Cocktailer: Analyzing and Optimizing Dynamic Control Flow in Deep Learning
With the growing complexity of deep neural networks (DNNs), developing DNN programs with intricate control flow logic (e.g., loops, branches, and recursion) has become increasingly essential. However, executing such DNN programs efficiently on accelerators is challenging. Current DNN frameworks typically process control flow on the CPU, while offloading the remaining computations to accelerators like GPUs. This often introduces significant synchronization overhead between CPU and the accelerator, and prevents global optimization across control flow scopes.

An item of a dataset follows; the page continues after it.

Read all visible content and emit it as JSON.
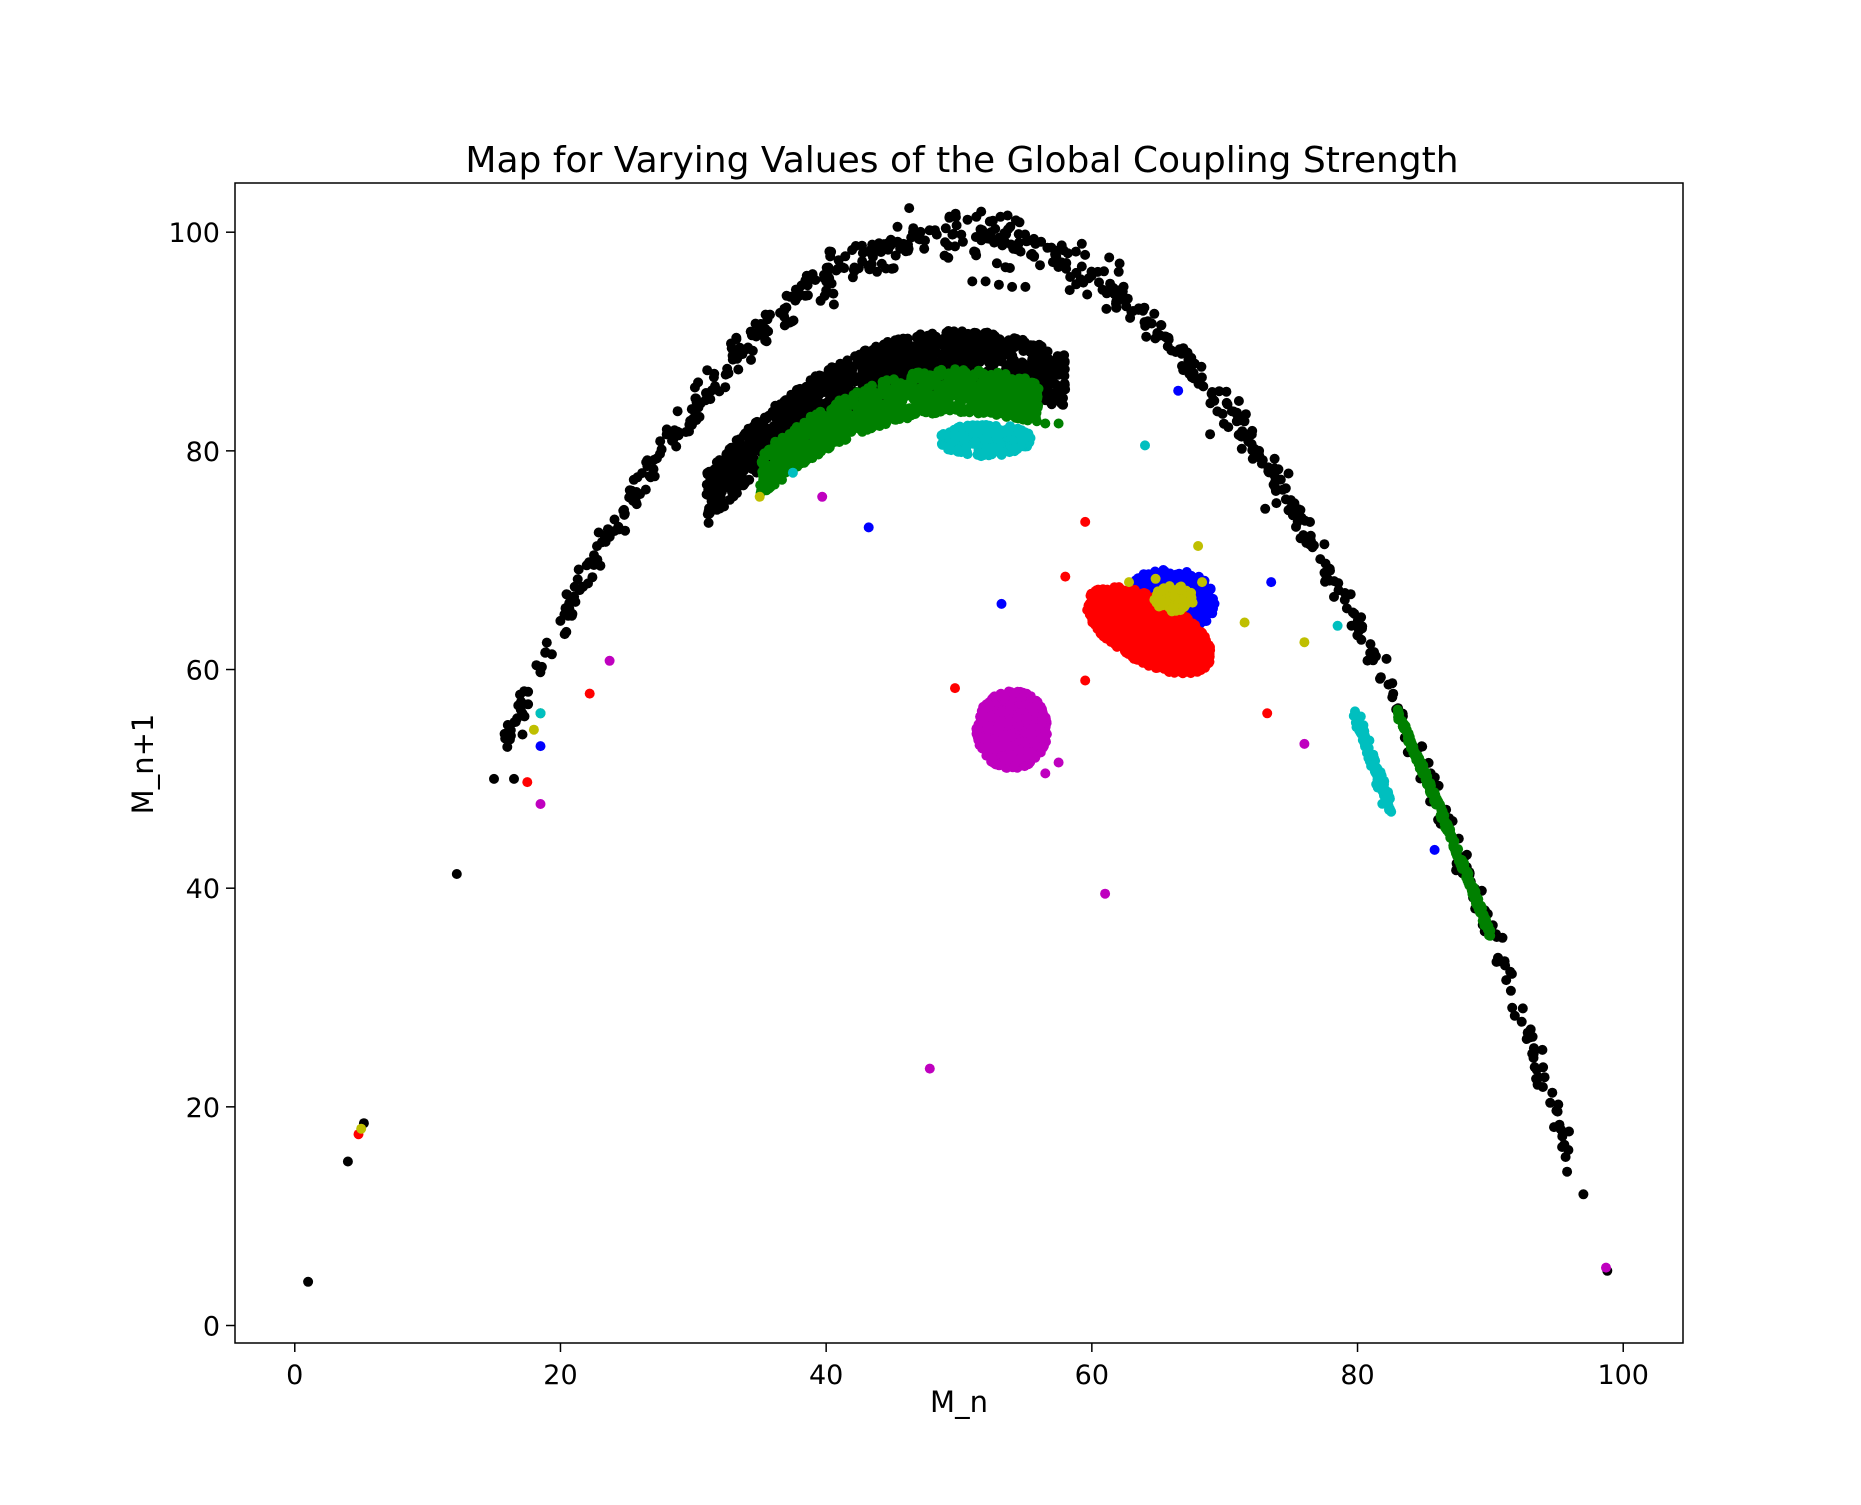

To address this challenge, we propose Cocktailer, a new DNN compiler that co-optimizes the execution of control flow and data flow on hardware accelerators. Cocktailer provides the uTask abstraction to unify the representation of DNN models, including both control flow and data flow. This allows Cocktailer to expose a holistic scheduling space for rescheduling control flow to the lower-level hardware parallelism of accelerators. Cocktailer uses a heuristic policy to find efficient schedules and is able to automatically move control flow into kernels of accelerators, enabling optimization across control flow boundaries. Evaluations demonstrate that Cocktailer can accelerate DNN models with control flow by up to 8.2× over the fastest one of the state-of-the-art DNN frameworks and compilers.